То, что Гвоздь вызвал какого-то уникума из области, я был в курсе. Не понравился дедушке наш разговор. Рассердился дедушка. И решил меня носом ткнуть, что повышать статистику умею не только я. Ну что ж… Посмотрим.

— Моня, — я снова набрал друга. — А ты не знаешь фамилию новой звезды?

— Звериная какая-то, точно помню. То ли Медведев, то ли Овчинников, а может, и Козлов…

— Баранов? — внутри будто струна лопнула. Я выскочил из такси, подъехав к бару, где меня уже ждал Керезь.

— Может, и Баранов. Завтра узнаю…

Я сжал в ладони трубу с такой силой, что чехол хрустнул.

— Нажрусь…

План был у меня четким, продуманным и не единоличным, как оказалось, потому как Лёвка Доний, увидев меня, свернул горлышко коньяку.

— Ты-то меня поддержишь, брат? — Лёва криво усмехнулся и наполнил для меня бокал, даже не дождавшись ответа.

— Что, Лёва, тоже жопа? — я скинул кожанку и плюхнулся в кресло, махнул Керезю, сидевшему за барной стойкой с какой-то силиконовой блонди.

— Ещё какая, Кирилл. У меня в офисе крыса, представляешь?

— А ко мне в офис закона и порядка тоже едет крыса, — я опрокинул рюмку и зажевал лимонной долькой. — У тебя что? Бабки?

— А в том-то и дело, что нет… Вообще крысы странные пошли. Воруют базу, уводят клиентов, методично смазывая мою шею маслом, чтобы вздернуть было легче.

Лёвка Доний был отвязным балагуром и оптимистом, поэтому видеть его в столь подавленном состоянии было максимально странно. Я даже завис, не понимая, что и сказать.

— Так давай задушим тварь? Пока меня не уволили.

— Во-первых, надо найти её, а во-вторых, Кирилл, твоя морда уже примелькалась. Спалимся…

— Есть у меня один должник, он нам и поможет. Генеральчику поручу, он ищейка что надо, да и харя его незнакомая. Только тряхнуть твой муравейник нужно, понимаешь? Пусть начнётся небольшая паника, тогда и выбивающихся из строя легче искать.

— Что ты предлагаешь?

— Сместить фокус внимания, пусть задёргается, начнёт проявлять инициативу. Поверь, когда в гнездо залетает чужой дрозд, владелец гнезда появится сам, — я опрокинул ещё одну стопку по горячим следам и только тогда откинулся на мягкую спинку, чтобы попытаться расслабиться.

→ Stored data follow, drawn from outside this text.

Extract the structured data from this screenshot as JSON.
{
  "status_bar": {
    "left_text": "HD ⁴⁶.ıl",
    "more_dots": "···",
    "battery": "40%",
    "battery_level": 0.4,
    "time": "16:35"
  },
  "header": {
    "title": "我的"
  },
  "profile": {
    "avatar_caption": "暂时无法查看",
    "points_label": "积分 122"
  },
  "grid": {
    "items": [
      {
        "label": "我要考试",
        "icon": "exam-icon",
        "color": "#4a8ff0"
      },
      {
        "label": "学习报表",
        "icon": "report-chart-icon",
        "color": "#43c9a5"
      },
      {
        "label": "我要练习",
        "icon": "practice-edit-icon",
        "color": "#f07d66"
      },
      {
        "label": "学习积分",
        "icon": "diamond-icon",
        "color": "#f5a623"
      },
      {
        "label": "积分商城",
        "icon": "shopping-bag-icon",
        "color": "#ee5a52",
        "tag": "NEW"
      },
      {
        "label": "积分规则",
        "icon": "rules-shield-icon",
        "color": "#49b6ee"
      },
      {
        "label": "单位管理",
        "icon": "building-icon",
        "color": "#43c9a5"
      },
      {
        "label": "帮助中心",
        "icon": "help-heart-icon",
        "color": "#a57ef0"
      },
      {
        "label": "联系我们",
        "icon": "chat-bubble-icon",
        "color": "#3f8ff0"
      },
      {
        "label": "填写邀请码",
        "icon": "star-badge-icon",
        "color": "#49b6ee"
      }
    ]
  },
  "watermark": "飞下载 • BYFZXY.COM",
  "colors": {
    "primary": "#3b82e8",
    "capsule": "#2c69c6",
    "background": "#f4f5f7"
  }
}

— Здравые мысли глаголишь, Чибисов. А у тебя в чем жопа?

— Так в том же… Только дрозд уже летит в моё уютное гнёздышко. И стучать он будет ой как знатно, чтобы кресло тёплое занять.

— Как сказал один мудрый и немного датый мудрец, — заржал Лёва и со всей своей богатырской дури треснул меня по плечу. — Смести фокус внимания с этого дрозда на себя.

— Засранец ты, Лев Саныч, засранец… Стоп! А Гера куда намылился? — я обернулся как раз в тот момент, когда разъярённый Керезь выскочил из-за приватного столика в углу зала и рванул к выходу.

— Это что за Ветер перемен тут разыгрался? — Лёва вдруг скинул маску задумчивости, а на лице его заиграла такая мечтательно-влюблённая лыба, что даже смешно стало. Но ненадолго… Потому как из беснующейся толпы выплыла моя новая, но пиздец как хорошо знакомая Людмила Аркадьевна Курочкина.

Моя челюсть сбацала рядом с Лёвкиной, а глаза должны были выпасть и покатиться следом за шикарной женщиной.

Глава 9

— Зорин, я всё тебе сказала уже!

— Нет, ты объяснись, Людмила. Получается, просто попользовалась мной? И всё?

— Зорин, я терпеть не могу мужских истерик и искажения фактов. Ты можешь молоденьким девчонкам эту чушь втирать, а мне не стоит. Пользовались мы обоюдно, на заранее оговоренных условиях. Не так?

Я стоял за колонной, медленно попивая коньяк, но почему-то алкоголь был пресным, безвкусным, и даже отрезвляющего жжения я не ощущал. Мой мозг был сосредоточен на разговоре, что уже выходил за все рамки приличия.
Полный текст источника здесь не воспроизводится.